While products could be sent to the customer's geographical area easily, it was not always
easy getting them to their houses when the customers were home to receive the goods.
BPCL proposed to use the solution developed by a US based company Peapod, which used
the local petrol pump as a delivery point. The products were delivered to a BPCL outlet so
that people could come and collect them. The customers could even call the outlet when
they were home for the goods to be delivered. Thus, the petrol pump acted as a convenient
channel between the companies and the customers.

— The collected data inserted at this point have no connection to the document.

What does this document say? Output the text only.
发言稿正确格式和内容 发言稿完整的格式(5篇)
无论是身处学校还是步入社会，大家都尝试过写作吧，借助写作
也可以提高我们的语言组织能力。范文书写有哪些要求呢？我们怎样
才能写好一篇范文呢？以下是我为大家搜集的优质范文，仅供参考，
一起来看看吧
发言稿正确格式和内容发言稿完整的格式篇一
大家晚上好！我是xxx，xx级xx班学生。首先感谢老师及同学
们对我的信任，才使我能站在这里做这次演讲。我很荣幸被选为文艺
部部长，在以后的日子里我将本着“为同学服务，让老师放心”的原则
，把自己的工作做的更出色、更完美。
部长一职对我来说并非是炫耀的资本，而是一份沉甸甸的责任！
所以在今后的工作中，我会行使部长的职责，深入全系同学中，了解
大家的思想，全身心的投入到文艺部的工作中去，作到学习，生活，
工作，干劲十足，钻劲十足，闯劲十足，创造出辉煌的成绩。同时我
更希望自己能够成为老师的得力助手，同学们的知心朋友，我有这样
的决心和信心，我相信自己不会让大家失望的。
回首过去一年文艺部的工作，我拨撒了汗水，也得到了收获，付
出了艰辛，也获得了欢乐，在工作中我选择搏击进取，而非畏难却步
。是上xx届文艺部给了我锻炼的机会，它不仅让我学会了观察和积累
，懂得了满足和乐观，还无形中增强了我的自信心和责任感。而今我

One of BPCL's innovative plans concerned the distribution of LPG cylinders. A company
source said, "For couples who are both out of the house on work, getting the gas cylinder
delivered is a big problem." This prompted the company to implement a Fixed Time delivery
system, where arrangements were made with the local dealer, or even over the Internet, to
have the cylinder delivered at a particular time, rather than in the course of the delivery
man's rounds.

With an investment of around Rs 6,00,000-9,00,000 per 'In & Out' store, BPCL expected the
convenience stores to break even by February 2002. The company was expecting daily
revenues of Rs 25,000-30,000 from the bigger stores and Rs 8,000-10,000 from the smaller
ones. BPCL's rivals, IOC and HPCL, had also begun refurbishing their petrol pumps - IOC's
stores called 'Convenio' were running very successfully across the country. The one who
gained the most from this new found retail focus of the oil companies, was the customer.